El trabajo de Anthony Álvarez, quizás el más importante de su carrera hasta el momento, ofrece una detallada y compleja amalgama de actitudes y aptitudes que se van superponiendo como capas dentro de un mismo rol impulsando ese arco de transformación en la que se revela su desencanto y engaño.

La narrativa trata de fluir adecuadamente por todo el texto y, quizás, es logrado en su mayoría. Posiblemente los dos momentos de ruptura con esta narrativa se da cuando se trata de interpretar el mundo externo en su forma teatral, cuando el mismo espacio dramático se rompe para dar paso a esta idea. La otra es cuando se utiliza el flashback para puntualizar un determinante suceso en el pasado del padre Joseph.

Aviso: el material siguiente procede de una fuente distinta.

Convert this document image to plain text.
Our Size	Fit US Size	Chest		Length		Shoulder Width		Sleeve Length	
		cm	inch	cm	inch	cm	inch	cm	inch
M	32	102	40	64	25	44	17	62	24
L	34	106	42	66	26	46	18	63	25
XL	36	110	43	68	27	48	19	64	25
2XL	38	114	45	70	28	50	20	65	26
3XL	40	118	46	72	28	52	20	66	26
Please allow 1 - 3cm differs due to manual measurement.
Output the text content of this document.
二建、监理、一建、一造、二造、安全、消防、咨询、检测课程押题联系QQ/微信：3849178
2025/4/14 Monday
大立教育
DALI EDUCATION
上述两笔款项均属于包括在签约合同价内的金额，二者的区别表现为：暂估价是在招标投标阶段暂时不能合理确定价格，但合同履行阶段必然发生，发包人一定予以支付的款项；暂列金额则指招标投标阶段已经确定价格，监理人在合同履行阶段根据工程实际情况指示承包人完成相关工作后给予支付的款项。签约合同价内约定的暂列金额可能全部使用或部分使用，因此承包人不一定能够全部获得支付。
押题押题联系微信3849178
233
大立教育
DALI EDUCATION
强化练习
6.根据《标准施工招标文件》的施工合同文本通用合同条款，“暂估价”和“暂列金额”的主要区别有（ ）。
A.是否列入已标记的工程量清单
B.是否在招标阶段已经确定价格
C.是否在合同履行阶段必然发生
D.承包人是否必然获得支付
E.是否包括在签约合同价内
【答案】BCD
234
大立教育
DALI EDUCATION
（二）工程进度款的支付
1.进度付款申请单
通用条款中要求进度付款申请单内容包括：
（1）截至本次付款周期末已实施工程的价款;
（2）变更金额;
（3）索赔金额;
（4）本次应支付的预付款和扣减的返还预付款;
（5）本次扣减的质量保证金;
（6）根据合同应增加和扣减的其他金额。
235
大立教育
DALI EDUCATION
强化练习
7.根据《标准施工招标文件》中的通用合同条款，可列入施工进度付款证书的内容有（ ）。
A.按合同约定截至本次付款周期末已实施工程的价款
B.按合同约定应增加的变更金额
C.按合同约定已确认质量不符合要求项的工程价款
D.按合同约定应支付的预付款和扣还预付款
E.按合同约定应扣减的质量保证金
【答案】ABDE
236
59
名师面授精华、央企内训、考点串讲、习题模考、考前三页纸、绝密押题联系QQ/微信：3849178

Sobre la posición adoptada por Miguel Vásquez considero que no es beligerante frente a los enfoques adoptados por la iglesia; más bien es un convencimiento a una idea que se ha arrastrado desde cientos de años.

“El Closet” es un filme pensado conceptualmente que detalla su mirada en lo trascendente y no en la inmediatez de muchos filmes locales.